Kruger’s early work in this style concentrated on representations of the idealized landscapes and natural beauty taken from tour brochures (an alpine scene, a tropical island beach), bisected, and repeated in reflection over half the canvas, creating areas reminiscent of ink blots at the points where the images converged. The painting Belvedere emerges most directly from this previous work. Reminiscent of an architect’s schematic, the bifurcated image, the use of greens and greys and earthtones, the hint of Rorschach interference in the clouds above the housing project, and the title itself (which literally means a building designed to look out upon a “pleasant view”) all strike the balance between fascination and irony which, as Kruger presents it, seems latent in the image itself.
Left-Right offers a mirrored portrait of an ideal suburban bungalow which Kruger goes on to distort in the anamorphic Drift. This large-scale, elongated painting first implies and then complicates the role of a viewer. With its associations to film technique and the “subjective lens”, Drift suggests a temporal as well as a spatial distortion. Like the quick turning of a hand-held camera, the painting takes on the visual speed of a subconscious glimpse – the house as seen through the filter of memory.
That sense of ontological drifting in time and space is taken up in the 18 paintings of Candy Drive. The images were adapted from the amateur snapshots found in real estate tabloids, and viewing this piece is like a quick drive down a suburban street. There is the suggestion of a narrative, at least of a narrative of consciousness – a mathematical progression from panel to panel, each image somewhat different, not unlike a sequence of animation cells. You’re left with a sensation of both movement and stasis. The images change but the figure remains – the celluloid stutter of a film clip stuck in a projector.
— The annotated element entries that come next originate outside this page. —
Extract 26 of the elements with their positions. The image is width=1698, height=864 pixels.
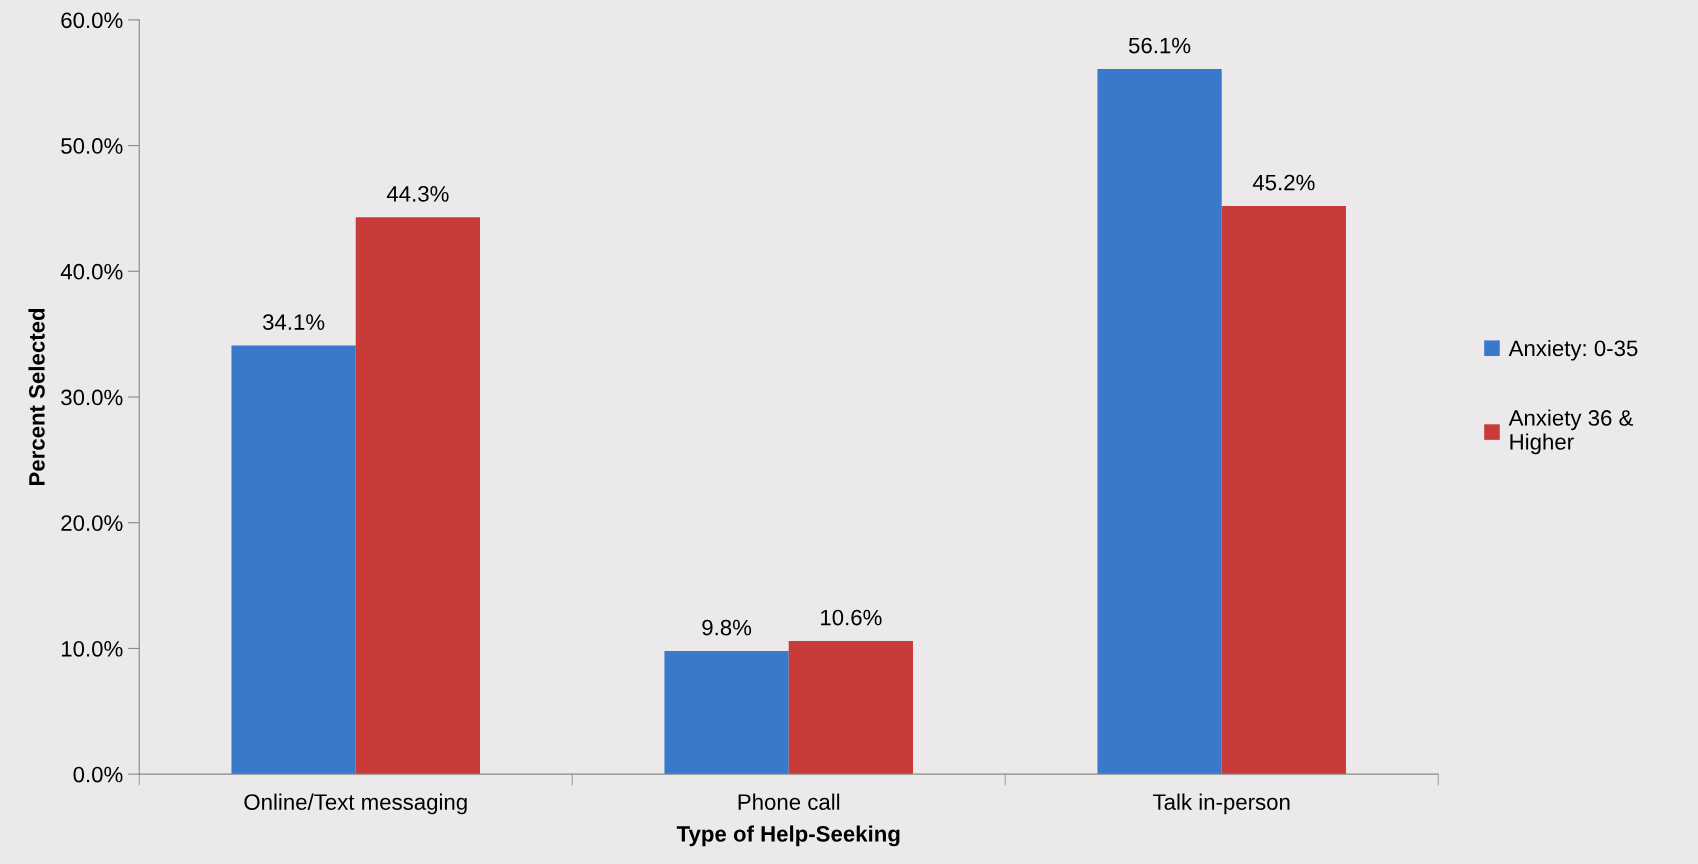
data-label: 10.6%	[821, 609, 882, 626]
bar	[1221, 205, 1346, 775]
data-label: 56.1%	[1128, 37, 1191, 54]
data-label: 45.2%	[1252, 174, 1315, 191]
y-tick-label: 0.0%	[73, 766, 123, 783]
bar	[664, 650, 789, 775]
x-tick-label: Phone call	[738, 793, 840, 810]
legend-label: Anxiety 36 & Higher	[1508, 409, 1634, 455]
y-tick-label: 20.0%	[61, 515, 123, 531]
bar	[788, 640, 913, 775]
data-label: 9.8%	[702, 619, 752, 636]
data-label: 44.3%	[386, 186, 449, 202]
y-tick-label: 50.0%	[61, 138, 123, 154]
legend-label: Anxiety: 0-35	[1508, 339, 1638, 361]
bar	[1097, 68, 1222, 775]
y-tick-label: 10.0%	[61, 640, 123, 657]
y-axis-title: Percent Selected	[28, 308, 45, 486]
x-tick-label: Talk in-person	[1153, 793, 1290, 815]
y-tick-label: 60.0%	[61, 12, 123, 29]
x-axis-title: Type of Help-Seeking	[676, 825, 900, 847]
y-tick-label: 40.0%	[60, 263, 123, 280]
bar	[231, 345, 356, 775]
y-tick-label: 30.0%	[61, 389, 123, 406]
bar	[355, 217, 480, 775]
data-label: 34.1%	[262, 314, 325, 330]
x-tick-label: Online/Text messaging	[244, 793, 467, 815]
It is in Candy Drive that Kruger’s paint-by-number reduction of light and shadow to sticky, rounded shapes is most pronounced. The slate and chocolate brown houses seem to strain under the weight of their associations, the illusion of depth so unconvincing at this point that it foregrounds the paintings’ surfaces – thick brush strokes at odds with the hard edges that confine them. Despite the cars in the driveway and other outward signs of habitation, they seem vacant – the public intruding so much on the private that privacy seems impossible.
Wrung out and obsolete, these model homes have the poignancy of an empty gesture. You can’t help but recognize the historical dilemma which hovers over them. The negative connotations of a discredited middle-class lifestyle are difficult to evade, but so too is a sense of regret, a nostalgia for the reassuring confidence that was the hallmark of the post-war dream of a classless society.
In this light, Kruger’s images seem both provisional and strangely anachronistic. They linger in the consciousness with a programmed futility – the terminus of modernism proving to be, finally, not a dead end, but a cul-de-sac.